Estoy seguro de que en su afán por proteger el denostado medio ambiente y en su infinita preocupación por nuestro bienestar, lo único que le mueve a Elon Musk con la comercialización de sus flamantes y asequibles Teslas es un espíritu filantrópico.
Una de las cosas curiosas del coche eléctrico es que apenas se siente cuando se desplaza (una circunstancia, por cierto, rara de ver en el medio natural), lo que va provocar más de un disgusto serio en nuestra ruidosa sociedad, y más con la cada vez mayor hipoacusia que padece la peña, en especial cuando algún impaciente conductor pise a fondo el pedal del acelerador. Estos diabólicos cacharros son capaces de pasar de 0 a 100 km/h en menos de 5 segundos, tiempo más que insuficiente para esquivar a un silencioso bólido que se abalanza sobre ti, aun a pesar de que medie entre él y tú la nada desdeñable distancia que hay de una portería a otra de un campo de fútbol.
A algunos les puede dar la risa tonta cuando descubran el ecologismo que encierra la construcción y el uso de un coche eléctrico, así como las repercusiones que va a tener para la supervivencia de otros seres humanos no tan ricos como parece ser que somos nosotros.
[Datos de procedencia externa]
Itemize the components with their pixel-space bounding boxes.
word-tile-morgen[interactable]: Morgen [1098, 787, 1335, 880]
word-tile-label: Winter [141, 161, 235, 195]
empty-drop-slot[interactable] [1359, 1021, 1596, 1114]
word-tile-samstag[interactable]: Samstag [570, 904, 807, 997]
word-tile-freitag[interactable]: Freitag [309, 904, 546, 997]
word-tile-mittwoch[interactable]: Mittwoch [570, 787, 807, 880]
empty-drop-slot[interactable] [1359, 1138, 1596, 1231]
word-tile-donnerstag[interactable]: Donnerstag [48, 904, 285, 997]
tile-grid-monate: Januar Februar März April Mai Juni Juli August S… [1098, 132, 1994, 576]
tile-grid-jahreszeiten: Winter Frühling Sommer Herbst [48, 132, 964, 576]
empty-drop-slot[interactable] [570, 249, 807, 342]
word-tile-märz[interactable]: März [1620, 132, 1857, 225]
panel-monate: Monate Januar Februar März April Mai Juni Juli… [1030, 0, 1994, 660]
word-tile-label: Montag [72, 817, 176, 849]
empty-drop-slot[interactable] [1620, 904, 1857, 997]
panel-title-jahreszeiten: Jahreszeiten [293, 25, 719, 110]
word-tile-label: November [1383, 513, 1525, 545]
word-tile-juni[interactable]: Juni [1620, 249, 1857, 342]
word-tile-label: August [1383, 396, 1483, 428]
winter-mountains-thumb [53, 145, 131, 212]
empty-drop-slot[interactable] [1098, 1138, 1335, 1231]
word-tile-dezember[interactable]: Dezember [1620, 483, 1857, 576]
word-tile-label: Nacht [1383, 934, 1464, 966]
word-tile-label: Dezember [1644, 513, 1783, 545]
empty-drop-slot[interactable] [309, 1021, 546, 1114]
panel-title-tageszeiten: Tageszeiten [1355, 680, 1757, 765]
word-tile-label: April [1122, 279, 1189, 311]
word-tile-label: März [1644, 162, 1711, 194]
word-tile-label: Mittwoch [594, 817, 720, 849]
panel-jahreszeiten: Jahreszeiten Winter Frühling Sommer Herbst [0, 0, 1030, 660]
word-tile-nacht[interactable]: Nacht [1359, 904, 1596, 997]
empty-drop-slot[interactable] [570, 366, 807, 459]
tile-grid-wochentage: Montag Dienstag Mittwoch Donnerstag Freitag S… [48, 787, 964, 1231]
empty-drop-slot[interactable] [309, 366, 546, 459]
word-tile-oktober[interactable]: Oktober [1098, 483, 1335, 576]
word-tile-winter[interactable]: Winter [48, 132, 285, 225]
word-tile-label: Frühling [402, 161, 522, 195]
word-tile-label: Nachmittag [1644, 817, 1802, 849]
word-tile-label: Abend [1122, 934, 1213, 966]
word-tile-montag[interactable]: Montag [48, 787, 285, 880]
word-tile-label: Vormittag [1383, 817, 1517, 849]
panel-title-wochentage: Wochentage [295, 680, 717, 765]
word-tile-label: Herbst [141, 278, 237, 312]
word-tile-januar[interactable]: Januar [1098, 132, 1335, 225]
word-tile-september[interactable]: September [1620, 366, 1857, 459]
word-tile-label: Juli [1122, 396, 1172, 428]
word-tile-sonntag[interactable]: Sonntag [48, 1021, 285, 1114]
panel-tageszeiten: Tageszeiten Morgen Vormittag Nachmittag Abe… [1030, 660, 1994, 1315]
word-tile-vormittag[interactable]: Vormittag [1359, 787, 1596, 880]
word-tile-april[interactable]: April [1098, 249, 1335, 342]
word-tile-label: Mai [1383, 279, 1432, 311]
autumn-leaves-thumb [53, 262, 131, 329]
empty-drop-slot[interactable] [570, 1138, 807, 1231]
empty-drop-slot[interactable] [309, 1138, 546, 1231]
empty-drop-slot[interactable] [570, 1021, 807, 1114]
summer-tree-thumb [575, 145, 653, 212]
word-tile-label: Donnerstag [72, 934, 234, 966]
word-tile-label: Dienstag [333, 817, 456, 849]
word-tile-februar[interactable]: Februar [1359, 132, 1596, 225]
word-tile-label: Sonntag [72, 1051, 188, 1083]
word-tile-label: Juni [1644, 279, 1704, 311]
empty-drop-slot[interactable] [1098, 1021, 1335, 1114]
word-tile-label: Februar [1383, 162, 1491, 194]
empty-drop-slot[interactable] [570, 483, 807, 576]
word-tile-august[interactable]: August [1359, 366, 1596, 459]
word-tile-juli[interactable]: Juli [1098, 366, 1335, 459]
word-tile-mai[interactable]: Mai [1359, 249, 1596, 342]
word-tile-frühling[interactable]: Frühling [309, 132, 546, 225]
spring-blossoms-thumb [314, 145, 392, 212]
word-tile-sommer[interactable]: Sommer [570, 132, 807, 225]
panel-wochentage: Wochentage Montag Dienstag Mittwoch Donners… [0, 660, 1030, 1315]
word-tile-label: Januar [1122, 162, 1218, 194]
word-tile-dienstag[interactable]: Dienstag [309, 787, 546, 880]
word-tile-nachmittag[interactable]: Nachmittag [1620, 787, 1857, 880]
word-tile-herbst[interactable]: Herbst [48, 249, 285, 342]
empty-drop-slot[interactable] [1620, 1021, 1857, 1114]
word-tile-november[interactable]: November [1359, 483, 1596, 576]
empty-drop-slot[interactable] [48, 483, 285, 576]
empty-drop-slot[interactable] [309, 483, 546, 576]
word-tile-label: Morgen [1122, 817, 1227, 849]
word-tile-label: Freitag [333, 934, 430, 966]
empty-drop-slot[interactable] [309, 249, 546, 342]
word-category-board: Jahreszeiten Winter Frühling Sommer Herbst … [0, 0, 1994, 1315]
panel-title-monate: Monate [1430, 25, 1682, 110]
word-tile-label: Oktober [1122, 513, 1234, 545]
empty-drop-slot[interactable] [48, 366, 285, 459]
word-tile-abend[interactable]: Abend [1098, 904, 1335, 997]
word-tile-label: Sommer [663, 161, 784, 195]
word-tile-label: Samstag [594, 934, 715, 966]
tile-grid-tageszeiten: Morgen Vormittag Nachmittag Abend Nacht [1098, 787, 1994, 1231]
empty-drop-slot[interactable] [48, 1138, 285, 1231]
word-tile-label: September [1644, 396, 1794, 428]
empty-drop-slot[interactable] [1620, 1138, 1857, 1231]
La primera singularidad es que las enormes baterías que lo mueven están formadas actualmente por litio, un jodido metal que pertenece a la familia de los alcalinos. En su estado puro este metal es tan ligero que flota en el agua aunque, todo hay que decirlo, el fluido vital le sienta como el culo; de hecho provoca explosiones al contacto con ella; además, el litio se halla concentrado en unas pocas zonas de la Tierra y es difícil de extraer. Para aislar una tonelada de carbonato de litio, que es la manera más segura que tiene de manejarse, hay que evaporar aproximadamente medio millón de litros de agua salada, siendo además necesarios 30000 litros de agua dulce. Pero esto no debería preocuparnos, puesto que las mayores reservas de litio se encuentran en los países latinoamericanos y si alguien va a sufrir escasez de agua no vamos a ser nosotros los europeos, faltaría más.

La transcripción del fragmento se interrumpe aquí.